Chip heard me shrieking from the cave and asked what was wrong. "Nothing...she's just cold!" Holly called to him.

Something about a creek around 2 am, my foot...though maybe with a proper bathing suit or no clothes it's better. My plastered and dripping jean shorts and T-shirt weren't helping.

Eventually, I found my courage, and getting down in the cold, I stayed down. I had a good swim while Holly, a great and once competitive swimmer, volunteered to water taxi the kids on her back to the cave, and Matthew stood still and alone in a little shaded bay of his own and lured fish with bits of carrot...until they got wise to him.

As we swam bits of white fluff from the cottonwood trees drifted continually by on the breeze, dragonflies lined up on a floating twig, small fish approached our toes and birds skimmed the water with their beaks to catch lunch.

It was a beautiful spot, in hues of blue and green and red, and the jolting drive and hot hike were nothing to the adventure of a good swimming hole, but eventually it was time to face the road again.

On the hike out we passed groups of young people in bikinis and swimming trunks, the young men hauling coolers of beer between them, looking sure of a good time (something about a creek...).

Just as we were getting dry, we jumped back in to play on the rope swing at the first swimming hole. We got muddy and wet, and our toes sank into the sediment on the bottom, sending big clouds of dirt spreading across the water. But I have a soft spot for rope swings, and so does Chip, apparently. I reminisced about the thick barge rope over our creek in Tennessee, how we could sit in its large loop. He talked about childhood summers in Pennsylvania, canoe trips and expeditions to find the best rope swing each year.

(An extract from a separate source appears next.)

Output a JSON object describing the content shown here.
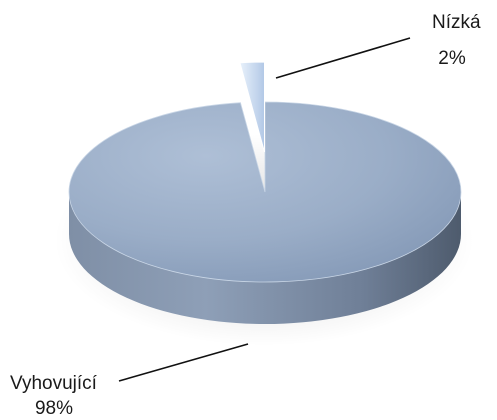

Memories such as those and these must be made. You have to grab adventure by the horns, no matter how tiresome it is to pack lunches and water, lather four kids with sunscreen, and see the mess of a van you rode home on. My city kids, so thrilled to explore caves and watch crawdads and fling themselves into water from a rope swing, need a lot more time in the God-given country. And where better than Arizona?